Conto nos dedos os dias que passam, enquanto tenho dedos;
enquanto tenho saúde mental reviso as horas descartadas; já quase adaptado ao
“futuro das maravilhas” do século XXI, dia desses acordei ouvido dizer que é
preciso despedir-me dele e voltar, pelo menos, para o século XX.
Seria a solução?
Há questões não resolvidas, e eu concordo; dá para listar
algumas: saneamento básico, distribuição de riquezas (subentendendo a
erradicação da fome e da miséria), equilíbrio entre desenvolvimento econômico e
meio ambiente, reconhecimento das diferenças, a acomodação da belicosidade
cotidiana, o acesso à tecnologia digital e aos recursos básicos...

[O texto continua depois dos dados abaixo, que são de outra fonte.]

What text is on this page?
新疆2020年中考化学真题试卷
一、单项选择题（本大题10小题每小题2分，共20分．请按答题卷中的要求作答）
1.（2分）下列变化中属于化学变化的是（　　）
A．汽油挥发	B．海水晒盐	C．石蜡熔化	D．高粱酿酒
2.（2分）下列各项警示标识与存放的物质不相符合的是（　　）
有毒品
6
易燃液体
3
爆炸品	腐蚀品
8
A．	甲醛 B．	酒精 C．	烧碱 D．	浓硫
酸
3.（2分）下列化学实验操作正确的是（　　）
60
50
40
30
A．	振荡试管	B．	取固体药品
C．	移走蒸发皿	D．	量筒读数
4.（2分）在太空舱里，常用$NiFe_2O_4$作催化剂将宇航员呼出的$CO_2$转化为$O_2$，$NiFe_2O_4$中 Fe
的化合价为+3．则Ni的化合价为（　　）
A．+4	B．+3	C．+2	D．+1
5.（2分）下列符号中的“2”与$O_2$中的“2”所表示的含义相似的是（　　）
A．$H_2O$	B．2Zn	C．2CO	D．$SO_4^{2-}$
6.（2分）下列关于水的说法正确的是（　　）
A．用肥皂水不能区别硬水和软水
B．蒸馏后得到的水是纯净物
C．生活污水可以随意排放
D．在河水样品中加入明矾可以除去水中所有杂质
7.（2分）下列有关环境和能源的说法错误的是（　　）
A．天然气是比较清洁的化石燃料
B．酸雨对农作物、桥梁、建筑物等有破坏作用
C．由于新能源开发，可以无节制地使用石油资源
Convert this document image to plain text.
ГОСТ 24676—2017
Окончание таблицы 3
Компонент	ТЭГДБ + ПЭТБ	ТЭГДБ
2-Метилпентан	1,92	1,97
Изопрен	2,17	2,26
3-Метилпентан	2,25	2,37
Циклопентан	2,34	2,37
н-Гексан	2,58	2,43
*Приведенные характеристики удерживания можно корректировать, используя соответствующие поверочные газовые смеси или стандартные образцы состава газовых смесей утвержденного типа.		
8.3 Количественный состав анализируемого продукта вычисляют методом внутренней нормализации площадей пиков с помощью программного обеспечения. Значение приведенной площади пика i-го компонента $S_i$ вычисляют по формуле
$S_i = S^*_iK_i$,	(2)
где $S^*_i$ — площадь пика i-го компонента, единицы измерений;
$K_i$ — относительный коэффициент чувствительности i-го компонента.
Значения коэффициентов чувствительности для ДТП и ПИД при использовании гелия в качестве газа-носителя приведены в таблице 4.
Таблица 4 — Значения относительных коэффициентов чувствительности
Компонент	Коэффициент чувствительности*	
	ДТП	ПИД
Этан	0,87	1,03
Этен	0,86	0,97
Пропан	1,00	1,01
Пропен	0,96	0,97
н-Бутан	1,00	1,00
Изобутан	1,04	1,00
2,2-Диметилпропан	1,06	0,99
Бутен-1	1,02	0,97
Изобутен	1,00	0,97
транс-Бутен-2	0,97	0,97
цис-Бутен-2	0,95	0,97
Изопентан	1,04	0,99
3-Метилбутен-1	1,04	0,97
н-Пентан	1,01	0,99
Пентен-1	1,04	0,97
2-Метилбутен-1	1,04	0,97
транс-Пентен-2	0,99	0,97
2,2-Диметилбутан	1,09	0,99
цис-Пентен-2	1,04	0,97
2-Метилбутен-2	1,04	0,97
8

É muita coisa a ser resolvida, tantas perguntas sem
respostas, que sessões semanais de terapia por vezes não comportam – já não
bastassem os fantasmas do passado que me assombram e perturbam minha noção de
futuro!
Hora
2
Admito que os dias estão confusos – têm manhãs em que eu
penso estar em sessões da tarde e, quando chega a noite, fico vagando pelo
apartamento como se o microcosmo ali contido fosse a cidade que eu conheço.
Nas paredes de azulejos e pelas janelas já vejo as marcas
da estação; a música que ouço tem o ritmo e o tom de um passado que evoca presenças,
enquanto eu procuro me organizar entre arquitexturas, projeções e memórias
diante do computador.
Incorporo no dedilhar do teclado novas reflexões e somo
vocabulário a partir das leituras e das releituras que as horas me permitem,
que a divagação não interrompe, que os sonhos expressam e a mente custa a acomodar.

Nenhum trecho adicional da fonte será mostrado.